5 Tips from Ubisoft’s Nate Mordo
Here’s 5 good tips for working with online communities from Nate Mordo, Mananger of Online Marketing for Ubisoft.
Tip #1. Be honest and transparent
Internet communities are notoriously good at smelling a rat. If you’re not honest, even by omission, you can get in big trouble.
Tip #2. Provide tools
More and more media is not simply being passively consumed but being remixed. Give a community tools they can use to upload artwork, create their own blog, or join a message board. For example, if a person is able to upload a picture of himself dressed as a character from a game, he feels like he’s actually doing something rather than just passively viewing a trailer of the game.
Tip #3. Don’t try to control the message
A brand used to be able to carry a company through hard times.

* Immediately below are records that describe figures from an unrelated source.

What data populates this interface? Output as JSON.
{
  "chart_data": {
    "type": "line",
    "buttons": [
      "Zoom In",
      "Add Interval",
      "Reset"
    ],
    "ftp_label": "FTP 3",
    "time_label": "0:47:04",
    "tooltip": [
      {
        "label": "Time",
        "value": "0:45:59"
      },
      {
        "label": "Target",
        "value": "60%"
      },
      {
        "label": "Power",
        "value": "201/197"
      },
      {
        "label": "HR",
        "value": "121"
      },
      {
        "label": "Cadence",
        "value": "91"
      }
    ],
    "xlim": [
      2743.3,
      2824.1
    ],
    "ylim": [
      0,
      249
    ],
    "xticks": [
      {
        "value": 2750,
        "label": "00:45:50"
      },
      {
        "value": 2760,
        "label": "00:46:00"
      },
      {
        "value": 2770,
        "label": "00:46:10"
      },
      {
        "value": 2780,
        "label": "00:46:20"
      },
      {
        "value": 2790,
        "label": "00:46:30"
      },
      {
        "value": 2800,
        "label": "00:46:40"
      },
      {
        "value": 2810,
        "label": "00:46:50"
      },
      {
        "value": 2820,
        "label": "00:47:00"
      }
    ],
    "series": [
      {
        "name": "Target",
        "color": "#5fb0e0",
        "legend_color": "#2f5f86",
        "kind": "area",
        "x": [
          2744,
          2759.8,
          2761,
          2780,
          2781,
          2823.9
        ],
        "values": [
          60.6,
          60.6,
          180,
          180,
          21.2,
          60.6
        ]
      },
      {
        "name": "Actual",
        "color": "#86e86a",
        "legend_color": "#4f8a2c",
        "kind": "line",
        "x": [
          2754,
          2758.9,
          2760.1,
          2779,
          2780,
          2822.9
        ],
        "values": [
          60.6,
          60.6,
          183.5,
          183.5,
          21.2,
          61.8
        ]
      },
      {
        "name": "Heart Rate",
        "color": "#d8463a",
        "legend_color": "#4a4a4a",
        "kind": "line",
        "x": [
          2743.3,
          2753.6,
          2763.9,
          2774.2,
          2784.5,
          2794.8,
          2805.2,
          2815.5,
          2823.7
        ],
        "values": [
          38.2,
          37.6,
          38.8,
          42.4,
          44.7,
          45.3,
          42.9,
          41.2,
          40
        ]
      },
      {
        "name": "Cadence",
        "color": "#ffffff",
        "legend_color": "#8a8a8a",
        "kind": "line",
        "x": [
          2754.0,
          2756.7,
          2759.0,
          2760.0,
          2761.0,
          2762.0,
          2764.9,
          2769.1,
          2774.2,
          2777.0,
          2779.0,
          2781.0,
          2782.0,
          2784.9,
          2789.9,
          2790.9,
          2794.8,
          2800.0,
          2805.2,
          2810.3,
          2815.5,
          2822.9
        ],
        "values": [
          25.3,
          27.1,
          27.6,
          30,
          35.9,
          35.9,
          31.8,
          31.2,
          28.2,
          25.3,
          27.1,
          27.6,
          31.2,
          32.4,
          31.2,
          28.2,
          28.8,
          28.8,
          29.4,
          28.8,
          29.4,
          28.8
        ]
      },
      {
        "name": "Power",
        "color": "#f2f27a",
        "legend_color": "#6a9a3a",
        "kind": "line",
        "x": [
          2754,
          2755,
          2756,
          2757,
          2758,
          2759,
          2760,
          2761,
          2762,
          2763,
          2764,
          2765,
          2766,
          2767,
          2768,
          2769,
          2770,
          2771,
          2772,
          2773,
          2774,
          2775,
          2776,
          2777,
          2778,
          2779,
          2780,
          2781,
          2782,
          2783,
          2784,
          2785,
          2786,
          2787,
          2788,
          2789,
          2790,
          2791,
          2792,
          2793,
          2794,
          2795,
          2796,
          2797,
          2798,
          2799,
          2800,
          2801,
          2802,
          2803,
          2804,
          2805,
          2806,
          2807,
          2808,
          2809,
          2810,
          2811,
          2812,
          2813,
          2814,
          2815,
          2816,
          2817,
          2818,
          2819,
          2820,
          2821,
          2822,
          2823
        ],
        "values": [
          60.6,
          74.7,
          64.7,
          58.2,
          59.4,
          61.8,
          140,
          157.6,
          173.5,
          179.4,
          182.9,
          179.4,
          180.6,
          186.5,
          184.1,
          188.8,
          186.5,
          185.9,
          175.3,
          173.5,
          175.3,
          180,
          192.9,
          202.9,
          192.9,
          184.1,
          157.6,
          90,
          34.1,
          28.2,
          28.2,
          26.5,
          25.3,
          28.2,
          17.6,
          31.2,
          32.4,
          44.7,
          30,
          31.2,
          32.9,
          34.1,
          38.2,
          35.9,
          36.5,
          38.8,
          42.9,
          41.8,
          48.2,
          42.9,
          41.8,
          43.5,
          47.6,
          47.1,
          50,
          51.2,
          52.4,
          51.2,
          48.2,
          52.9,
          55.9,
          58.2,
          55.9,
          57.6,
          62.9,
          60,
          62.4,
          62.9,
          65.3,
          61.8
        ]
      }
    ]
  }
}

Today, brands can’t trust that anymore, because the minute a company does something "wrong," it’s dissected online. If you decide not to put up a message board because you’re afraid people might write something negative about you, you’re simply hiding your head in the sand. Instead, learn from what is being said.
Tip #4. Hierarchy is important
In a community, "elders" begin to emerge, and their opinion counts more than the opinion of someone new. Communities like bragging rights, so find ways to make status clear. You might assign points based on how many times a person has posted or how much they read on the site. A certain number of points signifies a certain rank.
Tip #5. Differentiate between blogs and message board
A blog is a soapbox, mainly for a single person, with a small number of people who give feedback. It’s "one-to-many." A message board is more of a roundtable, "many-to-many." The difference is subtle but important, and if you want to foster community you might want to consider both.